Bagan 1. C-nor-D-homosteroid dan dua antagonis Hedgehog pertama dalam uji klinis

Sintesis Nakiterpiosin
Strategi sintetis ini melibatkan konstruksi konvergen cincin cyclopentanone pusat dengan reaksi kopling karbonil dan reaksi siklisasi foto-Nazarov. Komponen penggandengan elektrofilik (51) disintesis oleh reaksi Diels-Alder intramolekuler dan komponen penggandengan nukleofilik 52 oleh reaksi mukaiyama aldol vinylogous [35]. Struktur nakiterpiosin pada awalnya ditugaskan sebagai 49 oleh Uemura berdasarkan eksperimen NMR [9]. Bingung dengan inkonsistensi stereokimia C-20 dari 49 dengan cyclopamine (3) dan veratramine (4), pertama-tama dimulai menyelidiki stereokimia nakiterpiosin relatif. Studi model ini menunjukkan adanya kekeliruan potensial dari pusat stereogenik C-6, C-20, dan C-25 [32]. Selanjutnya dianggap biogenesis atom halogen nakiterpiosin untuk merasionalisasi stereokimia C-6 dan C-20 . Kami membayangkan bahwa atom klorin C-21 nakiterpiosin dapat dikenalkan dengan klorinasi radikal, dan atom bromin C-6 oleh bromoetheri fi kasi (seperti ditunjukkan pada 50) untuk menghasilkan penyimpanan konfigurasi C-20 dan anti C-5, 6 stereokimia bromohidrin. Secara keseluruhan, pertimbangan ini mendorong kami untuk mengusulkan 1 sebagai struktur nakiterpiosin yang benar, yang kemudian dikonfirmasikan melalui sintesis total 49 dan 1
Diagram 2.3 Revisi struktural dan analisis biosintesis nakiterpiosin
Skema 2.4 Sintesis komponen kopling elektrofilik 51
Sintesis komponen kopling elektrofilik (51) dimulai dengan asilasi Friedel-Craft dari furan dengan suksinat anhidrida. Asam yang dihasilkan diubah menjadi amida Weinreb (53). Pengurangan Noyori dengan modifikasi Xiao kemudian digunakan untuk mengatur stereokimia C-6, memberikan 54. Reaksi Grignard kemudian memberi enone (55). Reaksi Diels-Alder intramolekul selanjutnya dilanjutkan dengan kontrol stereokimia yang baik untuk memberikan produk ekso secara eksklusif. Kelompok hidroksil C-6 sterik yang padat kemudian diaktifkan dengan kelompok aril sulfonat yang tidak biasa dan memiliki elektron 56. Untuk menghindari reaksi retro-Diels-Alder, 56 dihidroksilasi sebelum dilakukan pengenalan atom bromin (57).

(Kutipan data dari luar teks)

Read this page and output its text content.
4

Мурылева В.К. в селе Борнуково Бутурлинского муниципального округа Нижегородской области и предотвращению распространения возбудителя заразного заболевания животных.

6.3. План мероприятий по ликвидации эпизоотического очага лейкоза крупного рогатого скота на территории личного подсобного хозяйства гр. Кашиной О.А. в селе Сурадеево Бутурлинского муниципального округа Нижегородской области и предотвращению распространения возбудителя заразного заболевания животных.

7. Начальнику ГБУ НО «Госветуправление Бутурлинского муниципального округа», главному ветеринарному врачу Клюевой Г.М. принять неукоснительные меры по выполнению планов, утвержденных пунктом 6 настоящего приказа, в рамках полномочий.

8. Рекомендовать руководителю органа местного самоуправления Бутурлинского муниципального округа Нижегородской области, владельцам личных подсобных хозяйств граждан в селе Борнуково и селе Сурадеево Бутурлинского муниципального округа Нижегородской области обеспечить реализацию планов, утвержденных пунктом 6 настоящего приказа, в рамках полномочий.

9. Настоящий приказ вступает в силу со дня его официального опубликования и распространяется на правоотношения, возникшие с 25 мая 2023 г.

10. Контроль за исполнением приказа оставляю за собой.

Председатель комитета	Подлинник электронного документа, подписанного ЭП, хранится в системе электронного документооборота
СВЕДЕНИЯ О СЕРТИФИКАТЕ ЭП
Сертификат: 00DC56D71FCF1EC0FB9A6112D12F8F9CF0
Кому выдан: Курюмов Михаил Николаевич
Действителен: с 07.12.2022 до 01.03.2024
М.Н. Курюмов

Penghapusan kelompok acetonide diikuti oleh pembelahan diol menghasilkan bis-hemiacetal. Pengurangan selektif dari kelompok hemiacetal yang kurang tersentuh memberi 58. Sisa hemiacetal yang tersisa terlindungi, dan keton diubah menjadi enol tri flam, sehingga menyimpulkan sintesis komponen kopling elektrofilik 51. Sintesis komponen penggandengan nukleofilik (52) dimulai dengan pengurangan 3-bromo-2-methylbenzenecarboxylic acid, dan diikuti dengan reaksi Horner-Wadsworth-Emmons dari aldehida yang sesuai, dan pengurangan 1,2 enoate yang dihasilkan mampu  59 (Skema 2.5). Epoxidation Sharpless digunakan untuk mengatur stereokimia C-20, memberikan epoksida 60 dengan 92%.
Skema 2.5 Sintesis komponen kopling nukleofilik 52
Skema 2.6 Penyelesaian sintesis nakiterpiosin (1)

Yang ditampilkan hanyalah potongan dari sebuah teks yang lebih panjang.